Reconstructing Ice Age environments
The new findings published in the journal Quaternary Science Reviews showed that the rhinos had the ability to change their diet regardless of their dietary specialisation, for example when the climate changed. Based on these surprising findings, reconstructions of the Ice Age environments, which were partly based on the diet assumed for these rhinoceroses, must also be reconsidered.
LJMU’s Dr Eline van Asperen from the Research Centre in Evolutionary Anthropology and Palaeoecology, worked alongside Ice Age palaeontologist Professor Dr Ralf-Dietrich Kahlke of the Senckenberg Research Station of Quaternary Palaeontology in Weimar (Germany) to investigate the feeding behaviour of the extinct European ‘forest’ rhinoceros Stephanorhinus kirchbergensis and ‘steppe’ rhinoceros Stephanorhinus hemitoechus.
Using a wide range of find spots, the German-British team established that the extinct rhinoceros species followed their food preferences when food resources were plentiful and varied, but when available food sources were more uniform, they were able to skip their ‘ecological imprint’ and to take what was available. They concluded that the feeding habits of the so-called ‘forest’ and ‘steppe’ rhinoceros did not necessarily reflect the habitats from which they derive their names.
Dr van Asperen and Professor Kahlke studied the fossil teeth of more than 200 individual rhinoceroses of between 350,000 and 100,000 years old from a wide range of find spots in Germany and the United Kingdom.

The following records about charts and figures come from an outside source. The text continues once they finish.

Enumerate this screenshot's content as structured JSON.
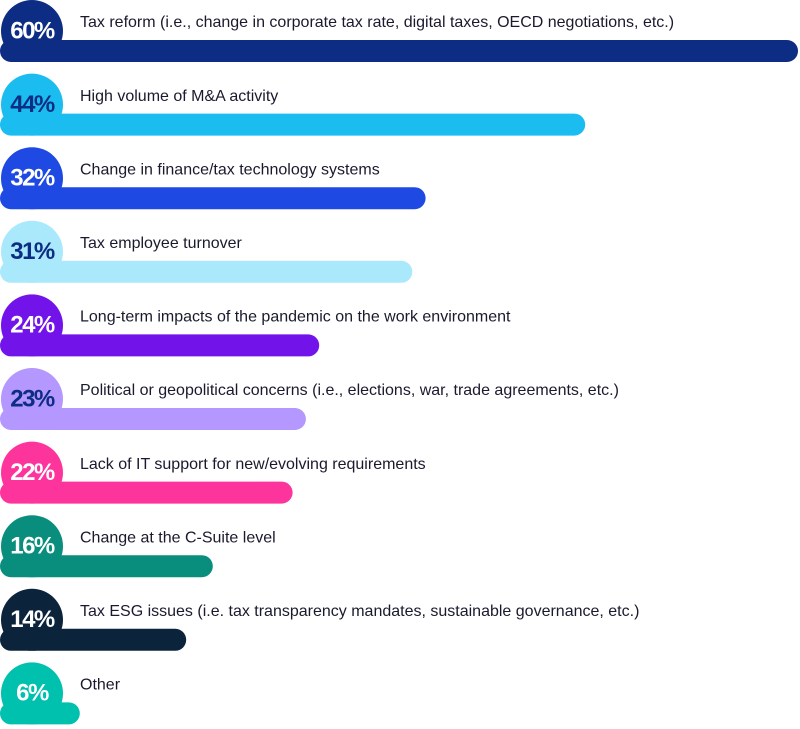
{
  "chart_data": {
    "type": "bar",
    "categories": [
      "Tax reform (i.e., change in corporate tax rate, digital taxes, OECD negotiations, etc.)",
      "High volume of M&A activity",
      "Change in finance/tax technology systems",
      "Tax employee turnover",
      "Long-term impacts of the pandemic on the work environment",
      "Political or geopolitical concerns (i.e., elections, war, trade agreements, etc.)",
      "Lack of IT support for new/evolving requirements",
      "Change at the C-Suite level",
      "Tax ESG issues (i.e. tax transparency mandates, sustainable governance, etc.)",
      "Other"
    ],
    "values": [
      60,
      44,
      32,
      31,
      24,
      23,
      22,
      16,
      14,
      6
    ],
    "value_labels": [
      "60%",
      "44%",
      "32%",
      "31%",
      "24%",
      "23%",
      "22%",
      "16%",
      "14%",
      "6%"
    ],
    "colors": [
      "#0c2d83",
      "#1bbcf0",
      "#1e49e2",
      "#aae9fb",
      "#7213ea",
      "#b497ff",
      "#fd349c",
      "#098e7e",
      "#0c233c",
      "#00c0ae"
    ]
  }
}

They reconstructed the food spectrum of these extinct animals using the ‘mesowear method’, which is based on the fact that different foodstuffs lead to different wear patterns on the teeth.
The extant African black rhinoceros preferentially subsists on soft plant foods – its diet consists mainly of leaves, which it strips off branches and twigs. The African native white rhinoceros, in contrast, is fully adapted to eating coarse grass. For the extinct European rhinoceros species Stephanorhinus kirchbergensis and Stephanorhinus hemitoechus, a similarly specialised feeding strategy had been assumed, but the research found that they were considerably more flexible in their diet in extreme conditions.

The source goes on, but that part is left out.